In Oklahoma, "estate planning" broadly refers to the process through which someone decides what is to be done with their assets after death.
The first step in any estate plan is to figure out what you really want to be done with your assets after your death. This is a very personal decision, and you should discuss it with your family, and others who might have a direct interest in your decisions. As for really implementing your goals, you should probably speak with a legal and/or financial professional to figure out the best way to accomplish these goals.
In addition to decisions concerning the disposition of your property, you should decide how you want to spend your final days. For example, many people have a strong preference about whether and to what extent they'd like to be kept alive by artificial means. Whatever your sentiment on this matter is, you should make it clear to the people who will be positioned to make such choices for you, if you are unable.
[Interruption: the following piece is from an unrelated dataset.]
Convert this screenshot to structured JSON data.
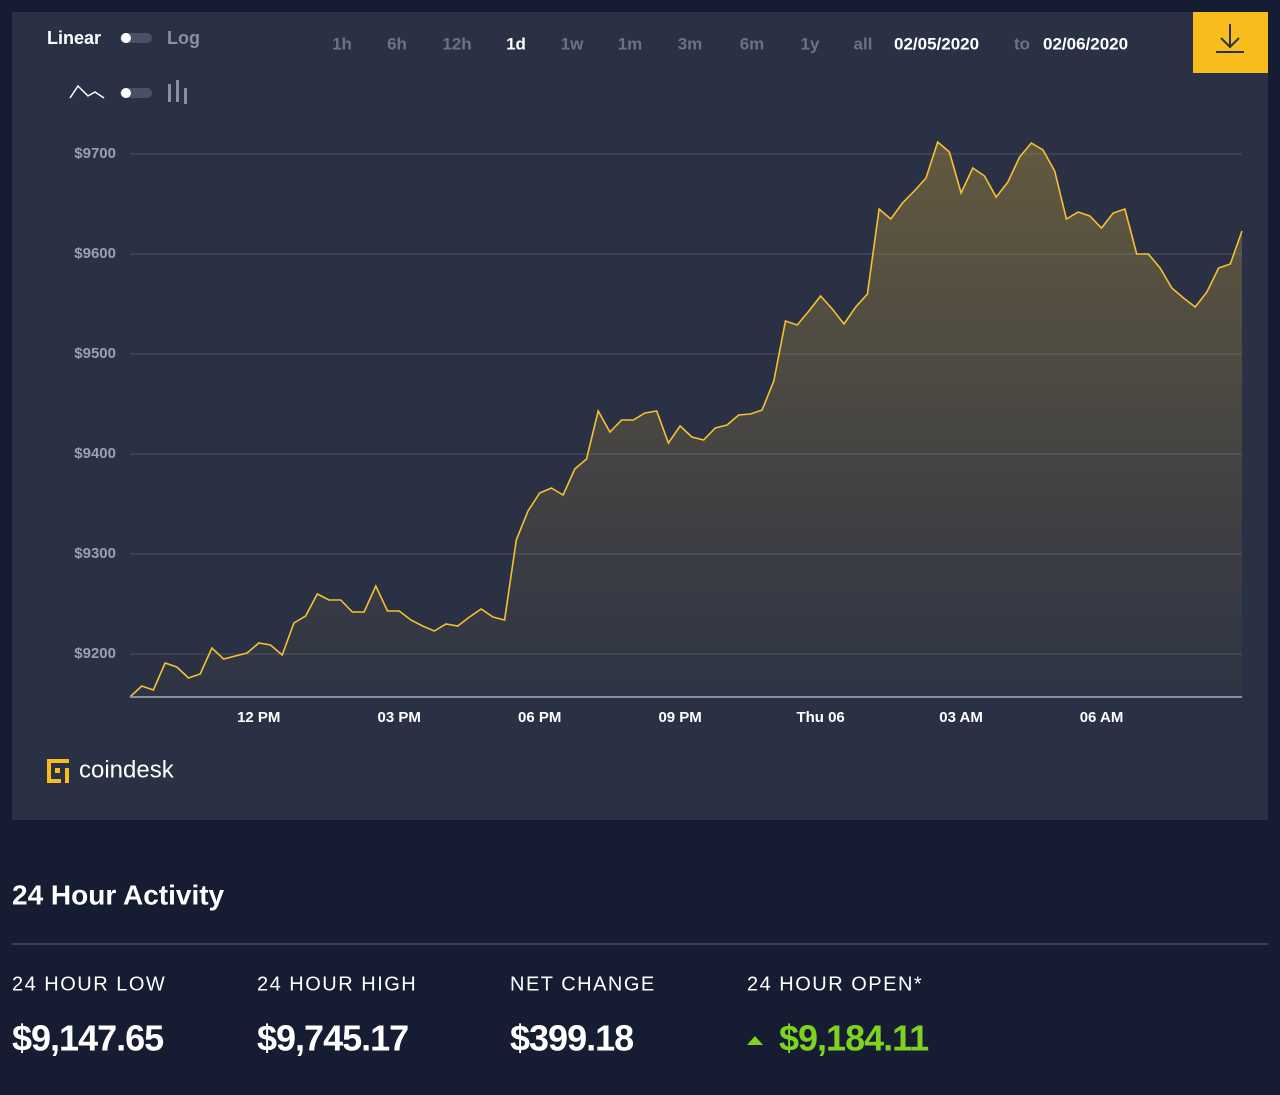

A reliable estate planner in Oklahoma may also help you maximize the percentage of your assets that go to your chosen beneficiaries, by minimizing the impact of taxes and court fees. Additionally, preventing a will or other estate plan from being litigated in court will save your survivors an incalculable amount of time, money, and energy - and the better an estate plan is, the lower its chances of ending up in court.
Common Elements of Estates in Oklahoma
Estate plans in Oklahoma almost always have these features:
Will: A will is a written instrument stating what you want to be done with your assets after you die. There are many dilemmas that can come up in the drafting of a will. However, because the will doesn't have any legal or practical effect until after the person who made it died, they can't exactly correct these problems when they become apparent. Therefore, quality drafting, usually with the assistance of a brilliant attorney, is essential.
Power of Attorney: Granting someone "power of attorney" gives them the authority to make your decisions for you if it becomes impossible for you to do so. This incapacity can arise due to illness, injury, or mental incapacity.
Funeral Arrangements: Your wishes on this matter should be made clear to whoever is in a position to implement them early on in the estate planning process, and should not be included in a will. Because a will is often read days or weeks after the person dies, it may be too late by then to carry your wishes out.
Do I Need an Oklahoma Estate Planning Attorney?
To most people, these issues are essential to their peace of mind during life. Accordingly, it's very important to make them with the help of a brilliant Oklahoma attorney, to make sure that they have the best possible chance of being implemented.
Interesting Facts About Oklahoma
Oklahoma is called the "Sooner state" and is one of the main producers of oil and natural gas in the U.S. Ohio's economy is one of the fastest growing in the nation and is supported by other major industries like energy and telecommunications. Oklahoma achieved statehood relatively late, being the 46th state to join to Union.
Oklahoma's legal court system is formed by the District Courts, appeals courts, and the Oklahoma Supreme Court. The state has a total of 77 District Courts. Oklahoma's appeal system is different from other states as there are two branches for appeals: the Court of Criminal Appeals and the Court of Civil Appeals. Oklahoma also maintains an Administrative Office of the Courts, which provides the courts with administrative services. There are a total of 39 Native American tribal governments in Oklahoma.
Oklahoma's legal profession benefits from the presence of major law schools in the state. Some of these include the law schools at Oklahoma City University, The University of Oklahoma, and the University of Tulsa. Oklahoma law schools train future lawyers in the particulars of Oklahoma law. Oklahoma is famous for court cases involving civil rights like the McLaurin case (1950), which laid the foundation for cases like Brown v. Board of Education.
Lawyers in Oklahoma are equipped to handle a wide range of legal claims and inquiries. Oklahoma lawyers have experience in dealing with the types of disputes that are unique to the state. Also, an Oklahoma attorney can provide advice on different legal matters.